El Señor es mi luz y mi salvación, ¿a quién temeré? El Señor es la defensa de mi vida, ¿quién me hará temblar?
Cuando los malvados se lanzan contra mí, para devorarme, son ellos, adversarios y enemigos, los que tropiezan y caen.
No temo, aunque un ejército acampe sobre mí. Aunque en mi contra se levante guerra, a pesar de ello, me sentiré consolado.
Una cosa pido al Señor, sólo eso ando buscando: vivir en la casa del Señor todos los días de mi vida, gustar la dulzura del Señor frecuentando su templo.
Él me cobijará en su santuario en los días adversos; me ocultará en lo escondido de su tienda, me alzará sobre la roca.
Y ahora se yergue mi cabeza sobre mis enemigos que me cercan. En su tienda yo ofreceré sacrificios, lleno de gozo. Cantaré y tañeré para el Señor.
Escucha, Señor, mi clamor; ten piedad de mí, atiéndeme. Me dice el corazón: “Busca su rostro”. Sí, tu rostro, Señor, es lo que busco.
No me ocultes tu rostro, no rechaces irritado a tu siervo; tú eres mi auxilio, no me desampares, no me abandones, ¡oh Dios, salvador mío¡
Si mi padre y mi madre me abandonan, el Señor me acogerá.
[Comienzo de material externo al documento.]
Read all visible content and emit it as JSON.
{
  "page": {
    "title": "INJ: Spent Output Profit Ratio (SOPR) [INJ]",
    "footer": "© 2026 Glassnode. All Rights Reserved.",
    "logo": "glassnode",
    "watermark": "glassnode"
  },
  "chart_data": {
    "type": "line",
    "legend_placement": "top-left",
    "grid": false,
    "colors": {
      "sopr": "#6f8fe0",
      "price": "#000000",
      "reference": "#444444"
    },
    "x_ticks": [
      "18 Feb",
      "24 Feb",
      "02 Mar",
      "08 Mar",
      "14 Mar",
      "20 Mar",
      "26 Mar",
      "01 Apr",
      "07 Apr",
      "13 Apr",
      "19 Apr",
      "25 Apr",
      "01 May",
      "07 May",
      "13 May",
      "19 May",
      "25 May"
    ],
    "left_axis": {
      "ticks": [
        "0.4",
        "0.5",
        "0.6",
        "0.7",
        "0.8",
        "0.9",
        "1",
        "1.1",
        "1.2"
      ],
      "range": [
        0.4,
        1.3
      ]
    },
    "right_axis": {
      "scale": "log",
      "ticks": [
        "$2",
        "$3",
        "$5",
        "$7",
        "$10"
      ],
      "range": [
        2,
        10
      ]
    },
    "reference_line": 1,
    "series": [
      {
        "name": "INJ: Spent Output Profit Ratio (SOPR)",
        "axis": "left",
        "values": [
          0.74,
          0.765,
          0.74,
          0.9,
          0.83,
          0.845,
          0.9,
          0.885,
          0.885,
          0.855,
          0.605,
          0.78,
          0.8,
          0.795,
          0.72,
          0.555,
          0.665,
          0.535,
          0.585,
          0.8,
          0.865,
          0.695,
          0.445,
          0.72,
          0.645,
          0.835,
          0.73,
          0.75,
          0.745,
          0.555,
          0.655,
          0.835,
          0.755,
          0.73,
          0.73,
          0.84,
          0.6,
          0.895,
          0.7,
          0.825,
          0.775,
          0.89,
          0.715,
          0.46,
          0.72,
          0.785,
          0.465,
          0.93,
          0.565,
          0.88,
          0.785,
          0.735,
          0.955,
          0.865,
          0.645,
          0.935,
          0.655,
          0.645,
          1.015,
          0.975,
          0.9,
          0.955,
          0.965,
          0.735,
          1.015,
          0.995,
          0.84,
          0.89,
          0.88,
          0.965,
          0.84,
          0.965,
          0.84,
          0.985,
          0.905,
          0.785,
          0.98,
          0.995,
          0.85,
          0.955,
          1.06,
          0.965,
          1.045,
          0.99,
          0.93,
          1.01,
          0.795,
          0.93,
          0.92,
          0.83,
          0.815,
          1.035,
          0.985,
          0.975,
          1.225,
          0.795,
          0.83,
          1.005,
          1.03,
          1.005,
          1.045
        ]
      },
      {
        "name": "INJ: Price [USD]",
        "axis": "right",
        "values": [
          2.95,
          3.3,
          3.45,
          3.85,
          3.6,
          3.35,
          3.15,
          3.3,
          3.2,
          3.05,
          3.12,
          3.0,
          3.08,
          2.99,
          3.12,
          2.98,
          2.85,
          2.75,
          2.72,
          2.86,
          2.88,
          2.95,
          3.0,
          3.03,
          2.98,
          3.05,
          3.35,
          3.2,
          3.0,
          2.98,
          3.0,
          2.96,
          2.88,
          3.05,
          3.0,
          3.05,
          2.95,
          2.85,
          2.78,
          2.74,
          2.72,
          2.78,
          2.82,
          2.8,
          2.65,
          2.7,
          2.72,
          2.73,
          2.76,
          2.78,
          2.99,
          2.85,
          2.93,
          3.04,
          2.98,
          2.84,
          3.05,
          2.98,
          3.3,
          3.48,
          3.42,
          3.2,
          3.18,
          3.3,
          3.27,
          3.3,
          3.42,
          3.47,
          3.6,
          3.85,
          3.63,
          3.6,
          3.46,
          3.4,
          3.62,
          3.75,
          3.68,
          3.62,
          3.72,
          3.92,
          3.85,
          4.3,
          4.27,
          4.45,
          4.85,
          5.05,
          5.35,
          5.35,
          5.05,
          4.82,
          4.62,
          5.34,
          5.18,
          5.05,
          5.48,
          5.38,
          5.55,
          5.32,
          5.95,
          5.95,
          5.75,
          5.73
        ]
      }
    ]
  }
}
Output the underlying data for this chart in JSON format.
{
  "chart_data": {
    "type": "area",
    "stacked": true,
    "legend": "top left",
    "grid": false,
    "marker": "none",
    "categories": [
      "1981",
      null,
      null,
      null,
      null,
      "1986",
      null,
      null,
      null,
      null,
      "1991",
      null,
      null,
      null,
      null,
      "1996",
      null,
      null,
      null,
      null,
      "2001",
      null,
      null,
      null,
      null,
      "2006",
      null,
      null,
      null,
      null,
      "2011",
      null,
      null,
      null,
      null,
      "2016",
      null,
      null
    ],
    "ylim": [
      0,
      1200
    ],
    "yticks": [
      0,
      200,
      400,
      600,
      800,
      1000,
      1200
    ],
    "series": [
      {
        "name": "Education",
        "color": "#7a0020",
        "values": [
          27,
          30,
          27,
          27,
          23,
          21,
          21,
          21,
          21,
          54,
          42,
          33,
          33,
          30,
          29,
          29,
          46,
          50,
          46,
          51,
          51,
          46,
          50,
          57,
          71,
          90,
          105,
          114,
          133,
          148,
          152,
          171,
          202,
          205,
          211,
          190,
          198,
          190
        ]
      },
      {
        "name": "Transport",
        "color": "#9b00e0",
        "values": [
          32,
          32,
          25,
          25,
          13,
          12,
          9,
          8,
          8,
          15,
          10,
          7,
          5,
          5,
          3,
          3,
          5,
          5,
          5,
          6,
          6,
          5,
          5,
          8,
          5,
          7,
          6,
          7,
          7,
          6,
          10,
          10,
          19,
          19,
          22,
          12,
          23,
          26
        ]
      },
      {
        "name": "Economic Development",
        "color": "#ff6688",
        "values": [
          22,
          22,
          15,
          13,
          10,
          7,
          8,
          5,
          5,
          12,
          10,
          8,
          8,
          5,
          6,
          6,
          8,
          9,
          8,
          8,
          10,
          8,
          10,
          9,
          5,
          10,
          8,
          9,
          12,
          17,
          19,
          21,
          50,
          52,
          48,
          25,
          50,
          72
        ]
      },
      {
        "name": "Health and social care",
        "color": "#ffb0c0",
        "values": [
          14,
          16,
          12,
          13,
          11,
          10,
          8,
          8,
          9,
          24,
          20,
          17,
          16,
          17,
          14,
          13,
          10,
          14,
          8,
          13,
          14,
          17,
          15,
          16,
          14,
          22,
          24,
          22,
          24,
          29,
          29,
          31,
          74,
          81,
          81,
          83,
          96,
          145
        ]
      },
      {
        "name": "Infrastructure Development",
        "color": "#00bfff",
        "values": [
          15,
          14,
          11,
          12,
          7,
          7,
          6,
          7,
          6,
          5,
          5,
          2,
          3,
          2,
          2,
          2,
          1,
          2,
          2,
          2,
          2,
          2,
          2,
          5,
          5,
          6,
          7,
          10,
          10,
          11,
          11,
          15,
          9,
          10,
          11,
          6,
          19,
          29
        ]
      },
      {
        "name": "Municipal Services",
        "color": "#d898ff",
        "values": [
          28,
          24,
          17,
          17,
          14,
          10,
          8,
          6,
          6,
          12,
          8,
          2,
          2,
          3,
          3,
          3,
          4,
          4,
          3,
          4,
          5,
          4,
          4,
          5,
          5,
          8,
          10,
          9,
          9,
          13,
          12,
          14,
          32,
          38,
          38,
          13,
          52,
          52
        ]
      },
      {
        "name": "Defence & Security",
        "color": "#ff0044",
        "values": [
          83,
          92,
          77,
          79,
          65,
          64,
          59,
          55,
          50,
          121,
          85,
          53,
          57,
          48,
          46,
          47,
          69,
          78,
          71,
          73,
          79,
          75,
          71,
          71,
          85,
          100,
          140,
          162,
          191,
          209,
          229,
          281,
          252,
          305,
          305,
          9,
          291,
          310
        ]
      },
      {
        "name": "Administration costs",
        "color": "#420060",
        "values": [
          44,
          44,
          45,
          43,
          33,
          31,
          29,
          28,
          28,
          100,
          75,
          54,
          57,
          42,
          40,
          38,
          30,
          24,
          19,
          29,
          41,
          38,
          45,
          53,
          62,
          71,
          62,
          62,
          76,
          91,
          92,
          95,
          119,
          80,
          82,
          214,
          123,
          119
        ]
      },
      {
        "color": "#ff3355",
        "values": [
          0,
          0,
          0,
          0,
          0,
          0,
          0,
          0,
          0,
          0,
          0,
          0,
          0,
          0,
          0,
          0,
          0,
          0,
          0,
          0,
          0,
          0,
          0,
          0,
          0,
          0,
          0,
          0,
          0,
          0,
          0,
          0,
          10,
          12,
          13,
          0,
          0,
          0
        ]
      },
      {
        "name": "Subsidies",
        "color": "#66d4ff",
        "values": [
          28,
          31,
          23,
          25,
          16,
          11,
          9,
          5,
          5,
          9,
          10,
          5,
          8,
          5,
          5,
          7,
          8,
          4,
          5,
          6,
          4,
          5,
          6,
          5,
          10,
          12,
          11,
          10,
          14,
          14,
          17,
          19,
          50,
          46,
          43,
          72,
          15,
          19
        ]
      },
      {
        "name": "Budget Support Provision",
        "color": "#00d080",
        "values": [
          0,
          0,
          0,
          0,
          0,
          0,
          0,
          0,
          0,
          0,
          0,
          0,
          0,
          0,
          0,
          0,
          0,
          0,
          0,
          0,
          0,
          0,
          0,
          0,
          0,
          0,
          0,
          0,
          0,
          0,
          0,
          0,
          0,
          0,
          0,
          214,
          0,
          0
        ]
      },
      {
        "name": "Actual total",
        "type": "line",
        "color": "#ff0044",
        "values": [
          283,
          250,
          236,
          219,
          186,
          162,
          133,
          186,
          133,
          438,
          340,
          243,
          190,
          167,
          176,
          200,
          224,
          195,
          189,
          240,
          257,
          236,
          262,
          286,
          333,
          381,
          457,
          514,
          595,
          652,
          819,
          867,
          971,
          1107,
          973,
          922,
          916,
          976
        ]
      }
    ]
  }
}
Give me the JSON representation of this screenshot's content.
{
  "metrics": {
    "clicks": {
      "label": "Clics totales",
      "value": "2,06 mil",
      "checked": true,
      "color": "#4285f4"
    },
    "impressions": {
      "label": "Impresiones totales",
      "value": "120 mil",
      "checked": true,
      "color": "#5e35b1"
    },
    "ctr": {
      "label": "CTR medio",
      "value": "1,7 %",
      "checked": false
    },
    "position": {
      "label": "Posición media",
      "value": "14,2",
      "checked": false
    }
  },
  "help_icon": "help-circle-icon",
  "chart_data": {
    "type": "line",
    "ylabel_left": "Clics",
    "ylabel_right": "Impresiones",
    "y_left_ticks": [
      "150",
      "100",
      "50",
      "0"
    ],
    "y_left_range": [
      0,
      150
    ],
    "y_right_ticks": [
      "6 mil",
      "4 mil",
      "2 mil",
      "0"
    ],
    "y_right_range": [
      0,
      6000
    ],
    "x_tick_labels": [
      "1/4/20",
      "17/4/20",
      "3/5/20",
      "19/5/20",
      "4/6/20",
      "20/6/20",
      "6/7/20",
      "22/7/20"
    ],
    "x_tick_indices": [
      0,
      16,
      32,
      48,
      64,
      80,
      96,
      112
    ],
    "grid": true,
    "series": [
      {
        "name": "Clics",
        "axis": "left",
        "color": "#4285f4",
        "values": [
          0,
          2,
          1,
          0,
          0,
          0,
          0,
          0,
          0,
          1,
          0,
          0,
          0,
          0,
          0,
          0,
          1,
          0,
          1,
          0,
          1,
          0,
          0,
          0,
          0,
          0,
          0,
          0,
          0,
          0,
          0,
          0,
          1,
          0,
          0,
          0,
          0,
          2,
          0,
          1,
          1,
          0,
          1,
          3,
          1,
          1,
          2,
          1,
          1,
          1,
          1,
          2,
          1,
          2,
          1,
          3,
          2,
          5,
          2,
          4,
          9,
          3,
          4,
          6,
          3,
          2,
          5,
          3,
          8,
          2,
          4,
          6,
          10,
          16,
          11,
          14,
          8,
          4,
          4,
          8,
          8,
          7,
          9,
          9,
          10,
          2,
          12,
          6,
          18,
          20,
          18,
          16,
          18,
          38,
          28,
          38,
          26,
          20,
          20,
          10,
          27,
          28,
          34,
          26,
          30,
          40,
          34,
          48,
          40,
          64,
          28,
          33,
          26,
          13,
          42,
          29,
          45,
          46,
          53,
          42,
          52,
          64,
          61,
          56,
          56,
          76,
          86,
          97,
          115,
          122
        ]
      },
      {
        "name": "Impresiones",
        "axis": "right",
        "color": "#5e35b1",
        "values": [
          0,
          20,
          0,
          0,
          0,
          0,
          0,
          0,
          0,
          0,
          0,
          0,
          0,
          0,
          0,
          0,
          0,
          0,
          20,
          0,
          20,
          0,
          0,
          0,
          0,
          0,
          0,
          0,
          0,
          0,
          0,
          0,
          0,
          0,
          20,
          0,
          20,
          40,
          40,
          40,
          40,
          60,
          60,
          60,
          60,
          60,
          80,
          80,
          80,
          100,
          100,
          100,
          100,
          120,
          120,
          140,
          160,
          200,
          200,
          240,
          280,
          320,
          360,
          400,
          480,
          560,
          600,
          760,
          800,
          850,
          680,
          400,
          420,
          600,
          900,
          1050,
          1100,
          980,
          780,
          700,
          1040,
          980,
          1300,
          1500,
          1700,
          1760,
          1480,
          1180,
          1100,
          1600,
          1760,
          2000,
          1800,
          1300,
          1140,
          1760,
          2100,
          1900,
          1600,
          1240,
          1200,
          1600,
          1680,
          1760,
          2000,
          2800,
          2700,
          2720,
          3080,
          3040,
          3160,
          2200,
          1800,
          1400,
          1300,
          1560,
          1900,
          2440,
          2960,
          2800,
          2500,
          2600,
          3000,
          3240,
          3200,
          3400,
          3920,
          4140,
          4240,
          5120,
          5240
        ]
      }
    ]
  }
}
Enséñame tu camino, Señor, guíame por la senda del bien, porque me persiguen.
No me entregues al poder de mis adversarios, pues se alzan contra mí testigos falsos, que están llenos de violencia.
Espero gozar los bienes del Señor en la tierra de los vivos.
Espera en el Señor, sé fuerte; ten ánimo, espera en el Señor.